Reactive astrocytosis in motor neuron areas of aged Atxn1^154Q/+ mice. Diaminobenzidine (DAB) immunohistochemistry was performed with an antibody against glial fibrillary astrocyte protein in paraffin-embedded tissue from Atxn1^154Q/+ mice and age-matched wild-type control mice at 1, 3 and 6 months of age. Arrowheads highlight astrocytes in areas of healthy motor neurons. By 6 months of age, the Atxn1^154Q/+ astrocytes show a significant increase in density as well as notable reactive hypertrophy (arrows) in (A) the anterior horn of the cervical spinal cord and (B) the hypoglossal nucleus of the brainstem.
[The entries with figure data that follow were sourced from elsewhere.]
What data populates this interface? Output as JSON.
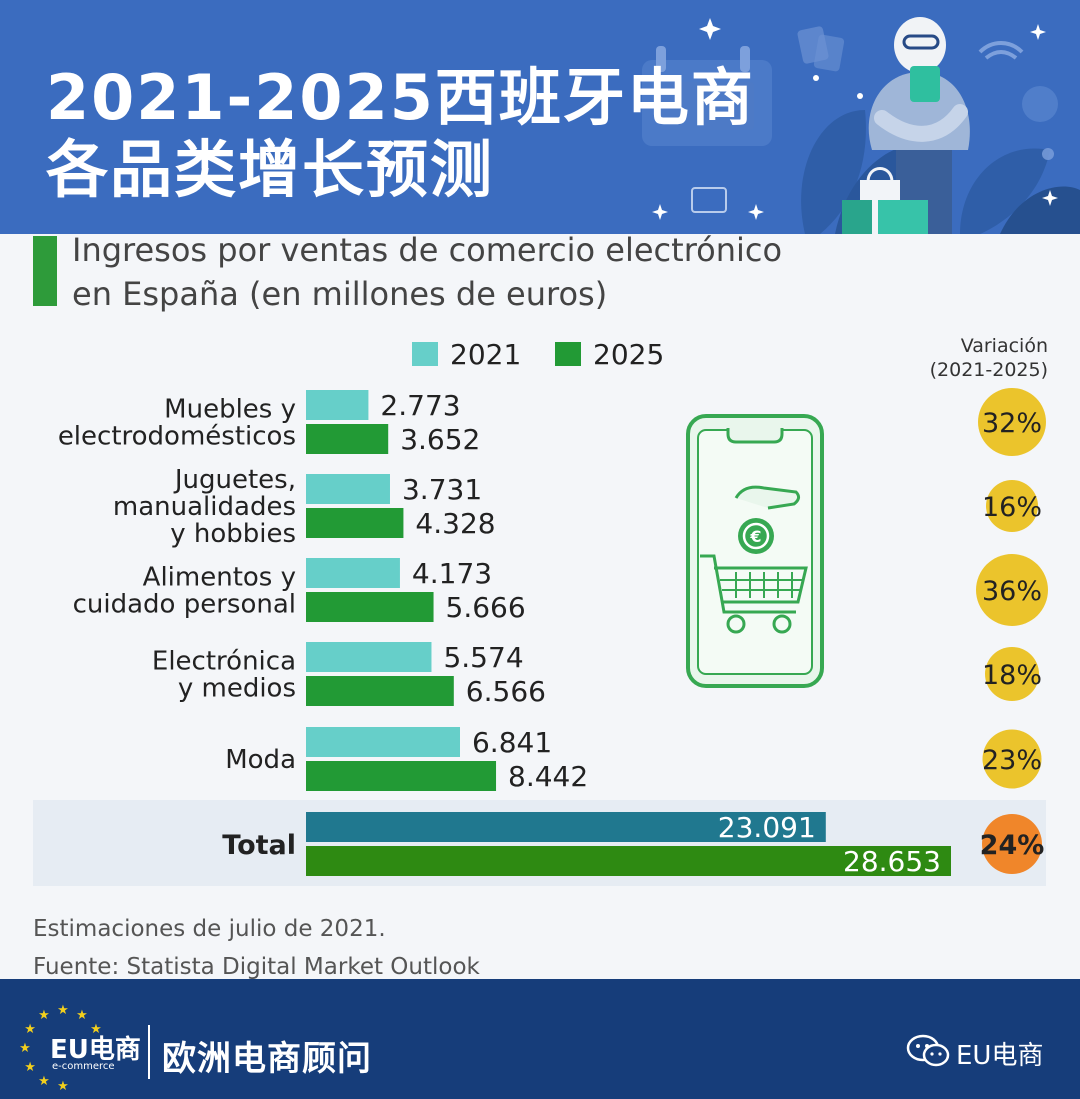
{
  "header": {
    "title_line1": "2021-2025西班牙电商",
    "title_line2": "各品类增长预测"
  },
  "subtitle": {
    "line1": "Ingresos por ventas de comercio electrónico",
    "line2": "en España (en millones de euros)"
  },
  "legend": [
    {
      "label": "2021",
      "color": "#66cfc9"
    },
    {
      "label": "2025",
      "color": "#229a35"
    }
  ],
  "variacion_header": {
    "line1": "Variación",
    "line2": "(2021-2025)"
  },
  "chart_data": {
    "type": "bar",
    "orientation": "horizontal",
    "title": "Ingresos por ventas de comercio electrónico en España (en millones de euros)",
    "categories": [
      [
        "Muebles y",
        "electrodomésticos"
      ],
      [
        "Juguetes,",
        "manualidades",
        "y hobbies"
      ],
      [
        "Alimentos y",
        "cuidado personal"
      ],
      [
        "Electrónica",
        "y medios"
      ],
      [
        "Moda"
      ]
    ],
    "series": [
      {
        "name": "2021",
        "values": [
          2773,
          3731,
          4173,
          5574,
          6841
        ],
        "labels": [
          "2.773",
          "3.731",
          "4.173",
          "5.574",
          "6.841"
        ],
        "color": "#66cfc9"
      },
      {
        "name": "2025",
        "values": [
          3652,
          4328,
          5666,
          6566,
          8442
        ],
        "labels": [
          "3.652",
          "4.328",
          "5.666",
          "6.566",
          "8.442"
        ],
        "color": "#229a35"
      }
    ],
    "variation": [
      "32%",
      "16%",
      "36%",
      "18%",
      "23%"
    ],
    "variation_values": [
      32,
      16,
      36,
      18,
      23
    ],
    "variation_color": "#ebc42c",
    "total": {
      "label": "Total",
      "values": [
        23091,
        28653
      ],
      "labels": [
        "23.091",
        "28.653"
      ],
      "colors": [
        "#20788f",
        "#2e8a12"
      ],
      "variation": "24%",
      "variation_value": 24,
      "variation_color": "#f0862a"
    },
    "xlim": [
      0,
      28653
    ],
    "legend_position": "top",
    "grid": false
  },
  "notes": {
    "line1": "Estimaciones de julio de 2021.",
    "line2": "Fuente: Statista Digital Market Outlook"
  },
  "footer": {
    "logo_main": "EU电商",
    "logo_sub": "e-commerce",
    "brand": "欧洲电商顾问",
    "account": "EU电商"
  },
  "icons": [
    "wechat-icon",
    "shopping-cart-icon",
    "euro-coin-icon",
    "smartphone-icon"
  ]
}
Astrocyte density was determined by counting the number of astrocytes per region of interest (ROI, defined as an area of 46,225 μm²). Bars illustrate the mean number of astrocytes per ROI±standard deviation. Statistical significance between all groups and Atxn1^154Q/+ mice at 6 months was demonstrated using a two-way ANOVA (genotype×age), followed by a Tukey-Kramer post-hoc analysis (*P<0.05, n=3 mice per group). Scale bar: 50 μm.

Fig. 4.

Age-dependent formation of Atxn1 nuclear inclusions in motor neurons of Atxn1^154Q/+ mice. Representative motor neurons from (A) the anterior horn of the cervical spinal cord and (B) the hypoglossal nucleus of the brainstem. DAB immunohistochemistry was performed with an antibody against Atxn1 in paraffin-embedded tissue from Atxn1^154Q/+ mice and age-matched wild-type control mice at 1, 3 and 6 months of age. Motor neurons in the Atxn1^154Q/+ mice develop sparse, small nuclear aggregates at 3 months of age, which increase in size and frequency by 6 months of age (arrows). Scale bar: 10 μm. (C) Quantification of the number of motor neurons with detectable nuclear aggregates of Atxn1 protein in Atxn1^154Q/2 mice at 40× magnification. A total of 100-200 motor neurons were counted per animal and averages calculated for three mice per group. Bars illustrate mean±s.d. for each group. Statistical significance between 3 and 6 months for spinal cord (#) and brainstem (*) was demonstrated using a two-tailed Student's t-test (P<0.05).